The two sites are next to each other and maybe some analytical services, etc., are shared between the two and because it is a related party transaction, we have to put a kind of approval process in place that, you know, this amount of money could be spent on either side for using each other's infrastructure, so it was on account of that and nothing else.
The revenues from that infrastructure sharing, etc., can it be significant like if you could -?

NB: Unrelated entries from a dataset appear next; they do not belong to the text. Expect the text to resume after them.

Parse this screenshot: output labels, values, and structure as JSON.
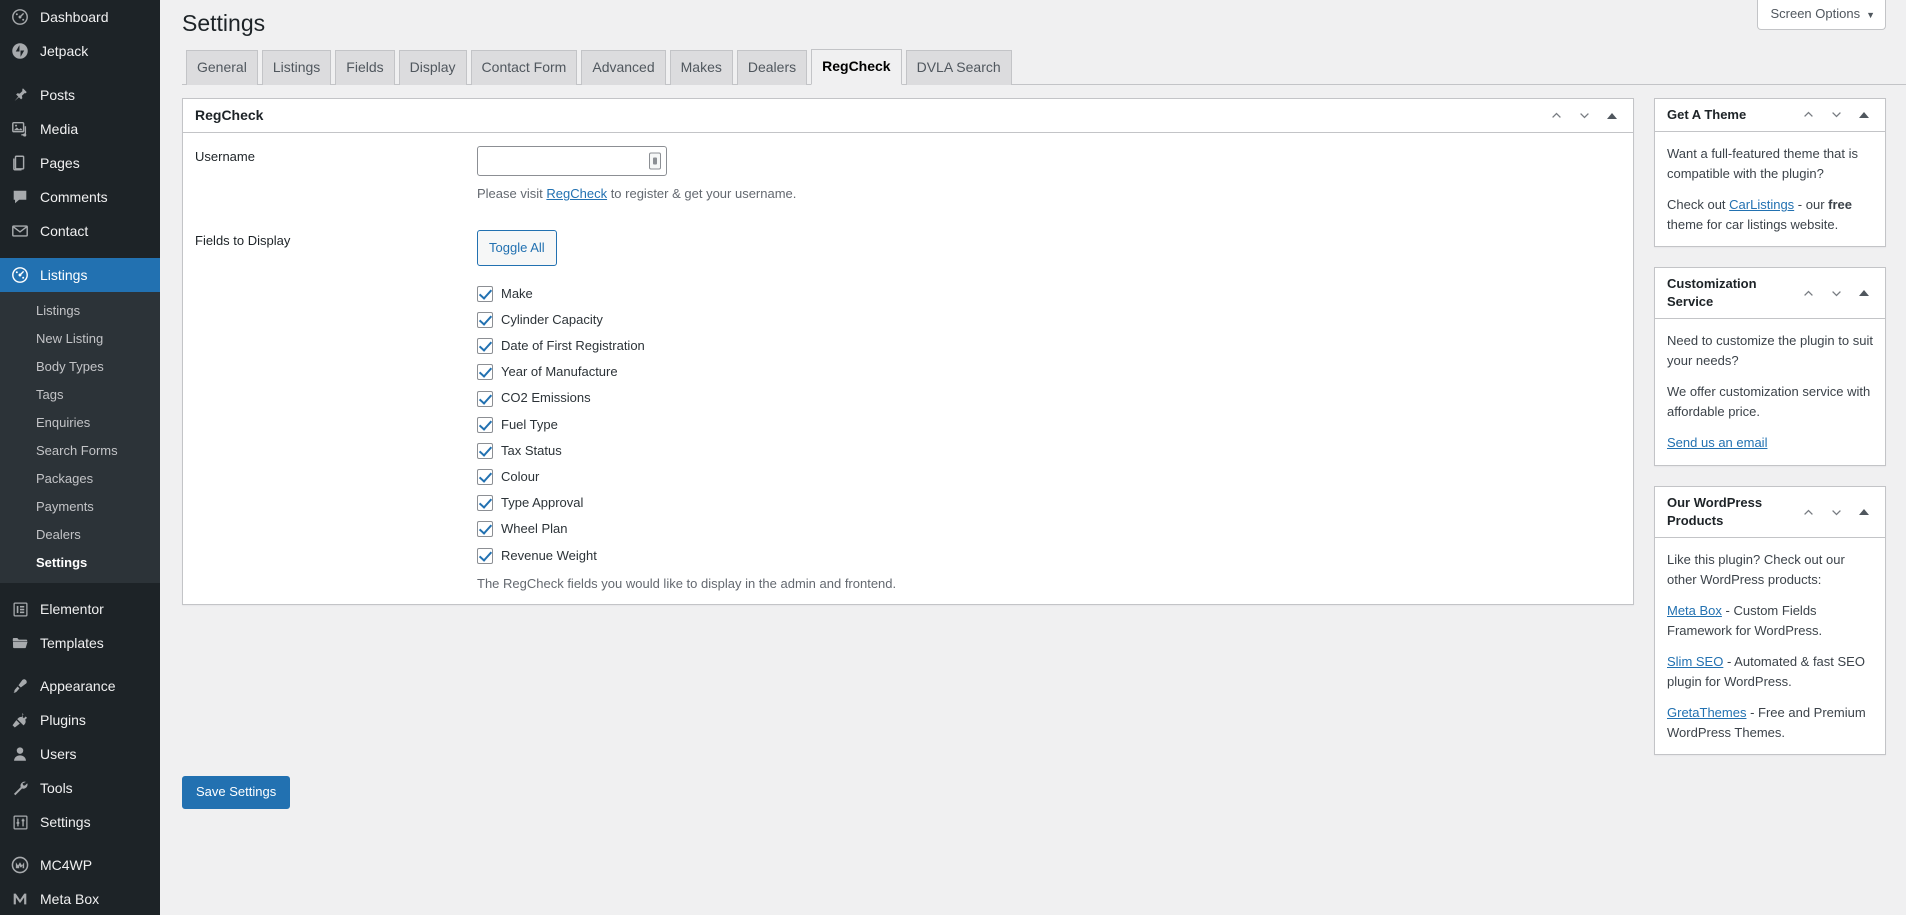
{
  "screen_options": {
    "label": "Screen Options",
    "caret": "▼"
  },
  "sidebar": {
    "top_items": [
      {
        "label": "Dashboard",
        "icon": "dashboard-icon",
        "current": false
      },
      {
        "label": "Jetpack",
        "icon": "jetpack-icon",
        "current": false
      },
      {
        "label": "Posts",
        "icon": "pin-icon",
        "current": false
      },
      {
        "label": "Media",
        "icon": "media-icon",
        "current": false
      },
      {
        "label": "Pages",
        "icon": "pages-icon",
        "current": false
      },
      {
        "label": "Comments",
        "icon": "comments-icon",
        "current": false
      },
      {
        "label": "Contact",
        "icon": "envelope-icon",
        "current": false
      },
      {
        "label": "Listings",
        "icon": "listings-icon",
        "current": true
      }
    ],
    "submenu": [
      {
        "label": "Listings",
        "current": false
      },
      {
        "label": "New Listing",
        "current": false
      },
      {
        "label": "Body Types",
        "current": false
      },
      {
        "label": "Tags",
        "current": false
      },
      {
        "label": "Enquiries",
        "current": false
      },
      {
        "label": "Search Forms",
        "current": false
      },
      {
        "label": "Packages",
        "current": false
      },
      {
        "label": "Payments",
        "current": false
      },
      {
        "label": "Dealers",
        "current": false
      },
      {
        "label": "Settings",
        "current": true
      }
    ],
    "group_two": [
      {
        "label": "Elementor",
        "icon": "elementor-icon"
      },
      {
        "label": "Templates",
        "icon": "folder-icon"
      }
    ],
    "group_three": [
      {
        "label": "Appearance",
        "icon": "brush-icon"
      },
      {
        "label": "Plugins",
        "icon": "plug-icon"
      },
      {
        "label": "Users",
        "icon": "user-icon"
      },
      {
        "label": "Tools",
        "icon": "wrench-icon"
      },
      {
        "label": "Settings",
        "icon": "sliders-icon"
      }
    ],
    "group_four": [
      {
        "label": "MC4WP",
        "icon": "mc4wp-icon"
      },
      {
        "label": "Meta Box",
        "icon": "metabox-icon"
      }
    ]
  },
  "header": {
    "title": "Settings"
  },
  "tabs": [
    {
      "label": "General",
      "active": false
    },
    {
      "label": "Listings",
      "active": false
    },
    {
      "label": "Fields",
      "active": false
    },
    {
      "label": "Display",
      "active": false
    },
    {
      "label": "Contact Form",
      "active": false
    },
    {
      "label": "Advanced",
      "active": false
    },
    {
      "label": "Makes",
      "active": false
    },
    {
      "label": "Dealers",
      "active": false
    },
    {
      "label": "RegCheck",
      "active": true
    },
    {
      "label": "DVLA Search",
      "active": false
    }
  ],
  "main_panel": {
    "title": "RegCheck",
    "username": {
      "label": "Username",
      "value": "",
      "placeholder": "",
      "desc_before": "Please visit ",
      "desc_link": "RegCheck",
      "desc_after": " to register & get your username."
    },
    "fields_to_display": {
      "label": "Fields to Display",
      "toggle_all_label": "Toggle All",
      "items": [
        {
          "label": "Make",
          "checked": true
        },
        {
          "label": "Cylinder Capacity",
          "checked": true
        },
        {
          "label": "Date of First Registration",
          "checked": true
        },
        {
          "label": "Year of Manufacture",
          "checked": true
        },
        {
          "label": "CO2 Emissions",
          "checked": true
        },
        {
          "label": "Fuel Type",
          "checked": true
        },
        {
          "label": "Tax Status",
          "checked": true
        },
        {
          "label": "Colour",
          "checked": true
        },
        {
          "label": "Type Approval",
          "checked": true
        },
        {
          "label": "Wheel Plan",
          "checked": true
        },
        {
          "label": "Revenue Weight",
          "checked": true
        }
      ],
      "description": "The RegCheck fields you would like to display in the admin and frontend."
    }
  },
  "submit": {
    "label": "Save Settings"
  },
  "side_boxes": [
    {
      "title": "Get A Theme",
      "paragraphs": [
        {
          "parts": [
            {
              "t": "Want a full-featured theme that is compatible with the plugin?",
              "k": "text"
            }
          ]
        },
        {
          "parts": [
            {
              "t": "Check out ",
              "k": "text"
            },
            {
              "t": "CarListings",
              "k": "link"
            },
            {
              "t": " - our ",
              "k": "text"
            },
            {
              "t": "free",
              "k": "bold"
            },
            {
              "t": " theme for car listings website.",
              "k": "text"
            }
          ]
        }
      ]
    },
    {
      "title": "Customization Service",
      "paragraphs": [
        {
          "parts": [
            {
              "t": "Need to customize the plugin to suit your needs?",
              "k": "text"
            }
          ]
        },
        {
          "parts": [
            {
              "t": "We offer customization service with affordable price.",
              "k": "text"
            }
          ]
        },
        {
          "parts": [
            {
              "t": "Send us an email",
              "k": "link"
            }
          ]
        }
      ]
    },
    {
      "title": "Our WordPress Products",
      "paragraphs": [
        {
          "parts": [
            {
              "t": "Like this plugin? Check out our other WordPress products:",
              "k": "text"
            }
          ]
        },
        {
          "parts": [
            {
              "t": "Meta Box",
              "k": "link"
            },
            {
              "t": " - Custom Fields Framework for WordPress.",
              "k": "text"
            }
          ]
        },
        {
          "parts": [
            {
              "t": "Slim SEO",
              "k": "link"
            },
            {
              "t": " - Automated & fast SEO plugin for WordPress.",
              "k": "text"
            }
          ]
        },
        {
          "parts": [
            {
              "t": "GretaThemes",
              "k": "link"
            },
            {
              "t": " - Free and Premium WordPress Themes.",
              "k": "text"
            }
          ]
        }
      ]
    }
  ],
  "colors": {
    "accent": "#2271b1",
    "sidebar_bg": "#1d2327",
    "submenu_bg": "#2c3338",
    "page_bg": "#f0f0f1"
  }
}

It's less than Rs.5 lakhs. But it's a related party transaction just to be compliant and good governance.
The next question is from the line of Nirvana Laha, an individual investor. Please go ahead.

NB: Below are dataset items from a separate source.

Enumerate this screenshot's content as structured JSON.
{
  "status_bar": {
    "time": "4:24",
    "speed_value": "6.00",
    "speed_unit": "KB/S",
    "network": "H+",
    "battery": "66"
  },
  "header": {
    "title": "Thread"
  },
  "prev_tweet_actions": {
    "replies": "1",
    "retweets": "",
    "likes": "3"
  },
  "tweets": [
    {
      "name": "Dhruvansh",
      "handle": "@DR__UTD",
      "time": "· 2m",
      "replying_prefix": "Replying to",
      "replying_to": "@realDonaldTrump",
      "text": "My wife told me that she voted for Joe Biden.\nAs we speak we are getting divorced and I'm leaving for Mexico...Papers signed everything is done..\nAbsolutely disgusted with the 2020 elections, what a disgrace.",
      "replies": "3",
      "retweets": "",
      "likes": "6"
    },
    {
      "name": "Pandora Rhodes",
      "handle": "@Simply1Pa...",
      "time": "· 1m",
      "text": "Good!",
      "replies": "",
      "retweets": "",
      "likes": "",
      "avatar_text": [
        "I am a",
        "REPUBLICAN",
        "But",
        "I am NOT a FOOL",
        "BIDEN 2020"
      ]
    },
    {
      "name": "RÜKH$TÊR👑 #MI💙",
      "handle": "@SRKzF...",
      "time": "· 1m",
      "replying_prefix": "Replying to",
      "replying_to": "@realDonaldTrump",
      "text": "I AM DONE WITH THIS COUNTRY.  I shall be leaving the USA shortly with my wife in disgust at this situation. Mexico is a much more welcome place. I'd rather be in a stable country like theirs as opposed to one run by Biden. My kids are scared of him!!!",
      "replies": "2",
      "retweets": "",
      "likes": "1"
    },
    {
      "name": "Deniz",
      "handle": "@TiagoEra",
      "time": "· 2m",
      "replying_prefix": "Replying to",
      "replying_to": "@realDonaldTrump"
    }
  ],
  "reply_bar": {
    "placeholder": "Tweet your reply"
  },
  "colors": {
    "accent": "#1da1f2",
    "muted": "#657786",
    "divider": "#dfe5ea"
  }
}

So, my question is more towards understanding the relationships that you enjoy with some of your most important customers. So, a few years back, you changed your model from a contractbased model to a more market-based pricing which led to significant expansion in your EBITDA margin. But your customer, at the other end, I'm just trying to understand that this must have also had an impact on their sourcing price and therefore their ability to compete in the market by procuring intermediates from you. But the relationship seems to have remained intact and is going as strong as ever judging by your commentary and also by the numbers. So, can you help us understand what is the relationship to stay intact even after such a big change?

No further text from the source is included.